Referring to the board’s recent work to develop a theology of benefits centered on wholeness, Spencer said: “God’s desire for God’s people is to experience shalom – wellness and health. It’s the ‘life abundant’ promised by Jesus.”

“We are called to justice in how we provide benefits,” he added. “In reality, we have a plan for the few, and nothing for the many.” In 2017 and beyond, he said, the benefits plan must be flexible enough to meet the budgets and needs of many more people, while upholding the communal nature of the church, encouraging healthy living, and providing compassion and dignity for recipients in need of supplemental income. “Not every one will have identical benefits, but all should have what is just,” he said.

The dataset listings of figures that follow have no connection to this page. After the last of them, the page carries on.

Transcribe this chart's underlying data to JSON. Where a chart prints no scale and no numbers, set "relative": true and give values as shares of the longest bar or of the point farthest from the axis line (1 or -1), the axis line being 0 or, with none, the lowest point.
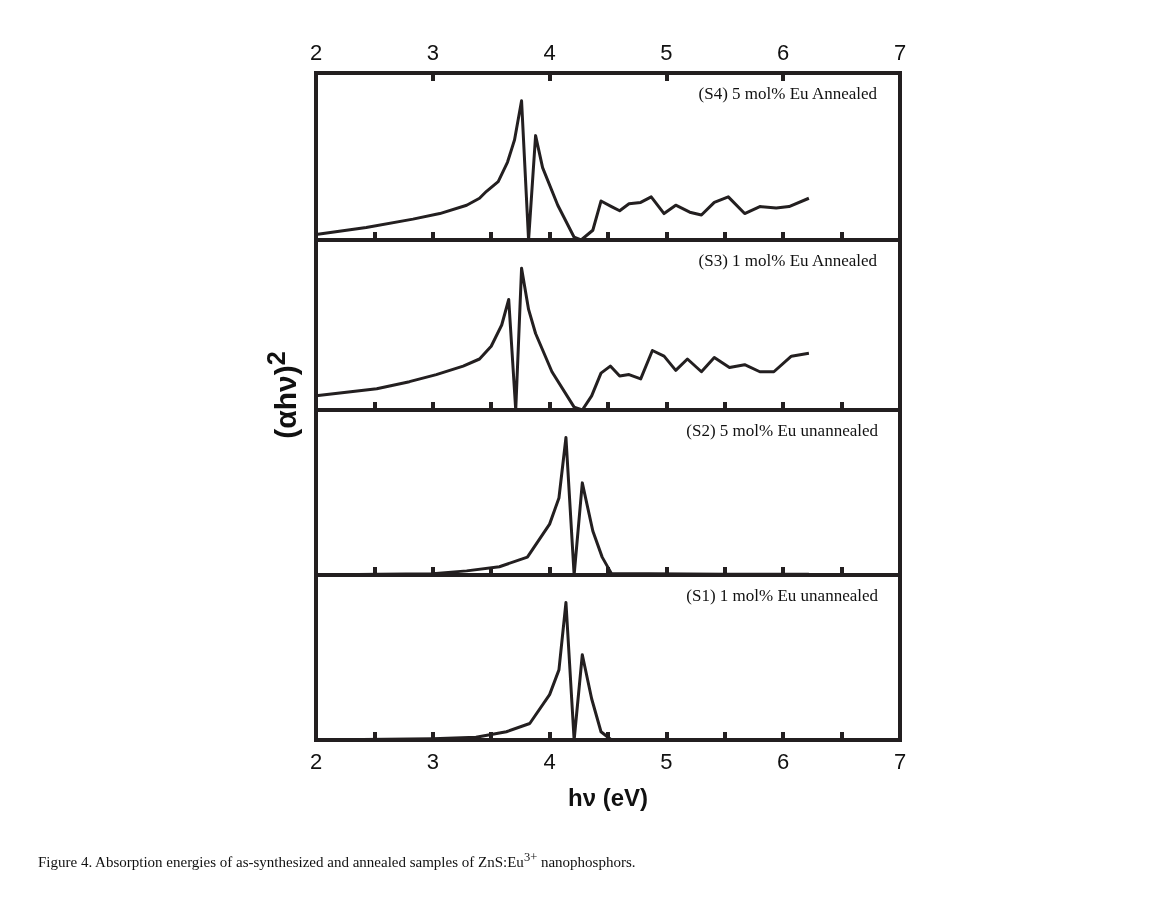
{
  "chart_data": [
    {
      "type": "line",
      "relative": true,
      "xlim": [
        2,
        7
      ],
      "xticks": [
        2,
        {
          "value": 2.5,
          "label": null
        },
        3,
        {
          "value": 3.5,
          "label": null
        },
        4,
        {
          "value": 4.5,
          "label": null
        },
        5,
        {
          "value": 5.5,
          "label": null
        },
        6,
        {
          "value": 6.5,
          "label": null
        },
        7
      ],
      "x2lim": [
        2,
        7
      ],
      "x2ticks": [
        2,
        3,
        4,
        5,
        6,
        7
      ],
      "tick_labels": false,
      "marker": "none",
      "line_style": "solid",
      "legend": false,
      "series": [
        {
          "name": "(S4) 5 mol% Eu Annealed",
          "color": "#231f20",
          "x": [
            2.0,
            2.43,
            2.83,
            3.06,
            3.29,
            3.4,
            3.46,
            3.56,
            3.64,
            3.7,
            3.76,
            3.82,
            3.88,
            3.94,
            4.07,
            4.21,
            4.27,
            4.37,
            4.44,
            4.53,
            4.6,
            4.68,
            4.78,
            4.87,
            4.98,
            5.08,
            5.2,
            5.3,
            5.41,
            5.53,
            5.67,
            5.8,
            5.94,
            6.05,
            6.22
          ],
          "values": [
            0.04,
            0.09,
            0.15,
            0.19,
            0.25,
            0.3,
            0.35,
            0.42,
            0.56,
            0.72,
            1.0,
            0,
            0.75,
            0.52,
            0.25,
            0.02,
            0,
            0.07,
            0.28,
            0.24,
            0.21,
            0.26,
            0.27,
            0.31,
            0.19,
            0.25,
            0.2,
            0.18,
            0.27,
            0.31,
            0.19,
            0.24,
            0.23,
            0.24,
            0.3
          ]
        }
      ]
    },
    {
      "type": "line",
      "relative": true,
      "xlim": [
        2,
        7
      ],
      "xticks": [
        2,
        {
          "value": 2.5,
          "label": null
        },
        3,
        {
          "value": 3.5,
          "label": null
        },
        4,
        {
          "value": 4.5,
          "label": null
        },
        5,
        {
          "value": 5.5,
          "label": null
        },
        6,
        {
          "value": 6.5,
          "label": null
        },
        7
      ],
      "tick_labels": false,
      "marker": "none",
      "line_style": "solid",
      "legend": false,
      "ylabel": "(αhν)$^{2}$",
      "series": [
        {
          "name": "(S3) 1 mol% Eu Annealed",
          "color": "#231f20",
          "x": [
            2.0,
            2.52,
            2.8,
            3.03,
            3.26,
            3.4,
            3.5,
            3.59,
            3.65,
            3.71,
            3.76,
            3.82,
            3.88,
            4.02,
            4.21,
            4.28,
            4.36,
            4.44,
            4.52,
            4.6,
            4.68,
            4.78,
            4.88,
            4.98,
            5.08,
            5.18,
            5.3,
            5.41,
            5.54,
            5.67,
            5.8,
            5.92,
            6.07,
            6.22
          ],
          "values": [
            0.1,
            0.15,
            0.2,
            0.25,
            0.31,
            0.36,
            0.45,
            0.6,
            0.78,
            0,
            1.0,
            0.71,
            0.54,
            0.27,
            0.02,
            0,
            0.1,
            0.26,
            0.31,
            0.24,
            0.25,
            0.22,
            0.42,
            0.38,
            0.28,
            0.36,
            0.27,
            0.37,
            0.3,
            0.32,
            0.27,
            0.27,
            0.38,
            0.4
          ]
        }
      ]
    },
    {
      "type": "line",
      "relative": true,
      "xlim": [
        2,
        7
      ],
      "xticks": [
        2,
        {
          "value": 2.5,
          "label": null
        },
        3,
        {
          "value": 3.5,
          "label": null
        },
        4,
        {
          "value": 4.5,
          "label": null
        },
        5,
        {
          "value": 5.5,
          "label": null
        },
        6,
        {
          "value": 6.5,
          "label": null
        },
        7
      ],
      "tick_labels": false,
      "marker": "none",
      "line_style": "solid",
      "legend": false,
      "series": [
        {
          "name": "(S2) 5 mol% Eu unannealed",
          "color": "#231f20",
          "x": [
            2.0,
            2.54,
            3.0,
            3.29,
            3.57,
            3.81,
            4.0,
            4.08,
            4.14,
            4.21,
            4.28,
            4.37,
            4.45,
            4.53,
            4.85,
            5.5,
            6.22
          ],
          "values": [
            0,
            0.005,
            0.01,
            0.03,
            0.06,
            0.13,
            0.37,
            0.56,
            1.0,
            0,
            0.67,
            0.32,
            0.13,
            0.01,
            0.01,
            0.005,
            0.005
          ]
        }
      ]
    },
    {
      "type": "line",
      "relative": true,
      "xlim": [
        2,
        7
      ],
      "xticks": [
        2,
        {
          "value": 2.5,
          "label": null
        },
        3,
        {
          "value": 3.5,
          "label": null
        },
        4,
        {
          "value": 4.5,
          "label": null
        },
        5,
        {
          "value": 5.5,
          "label": null
        },
        6,
        {
          "value": 6.5,
          "label": null
        },
        7
      ],
      "tick_labels": "x",
      "marker": "none",
      "line_style": "solid",
      "legend": false,
      "xlabel": "hν (eV)",
      "annotations": [
        "Figure 4. Absorption energies of as-synthesized and annealed samples of ZnS:Eu$^{3+}$ nanophosphors."
      ],
      "series": [
        {
          "name": "(S1) 1 mol% Eu unannealed",
          "color": "#231f20",
          "x": [
            2.0,
            3.0,
            3.37,
            3.63,
            3.83,
            4.0,
            4.08,
            4.14,
            4.21,
            4.28,
            4.36,
            4.44,
            4.53,
            4.6
          ],
          "values": [
            0,
            0.01,
            0.02,
            0.06,
            0.12,
            0.33,
            0.51,
            1.0,
            0,
            0.62,
            0.3,
            0.06,
            0,
            0
          ]
        }
      ]
    }
  ]
}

“We provide this plan because we are the church of Jesus Christ,” Spencer said, promising that the board will try to “extend these benefits to tens of thousands of members.”

The Board of Pensions, he said, wants to follow the example  of Jesus Christ, “who talks of the Samaritan provided care with no expectation of repayment. It’s Jesus Christ who [guarantees] income, no matter when the worker went to the vineyard.”

Calling interagency and ecumenical partnerships “the hallmark of our church life,” Spencer said “reports of our imminent demise have been grossly exaggerated … We must hold on to what has worked well and support traditional forms of church, even as we adopt a posture of flexibility for those on the wane or in ascendance.”

Spencer said the board will remain faithful, flexible, transparent and hopeful, and will uphold “the promises that we, the PC(USA), have made to those who serve God and neighbor in full-time ministry.”

“We undertake this work with faith that our sisters and brothers on sessions throughout the country are disciples of the risen Lord,” he said. “Our operative assumption is that they want to do the best they can for their employees. The board will continue to believe in the transforming work of the Holy Spirit and expect that transformation in our work every day.”

Encouraging commissioners and delegates in their work at the assembly, Spencer concluded: “As you go into the work of  the General Assembly, turn your back on decline, proclaim the transforming gospel of Jesus Christ in which all things are new, and live in the hope of that transforming Word, never waiting to be disappointed.”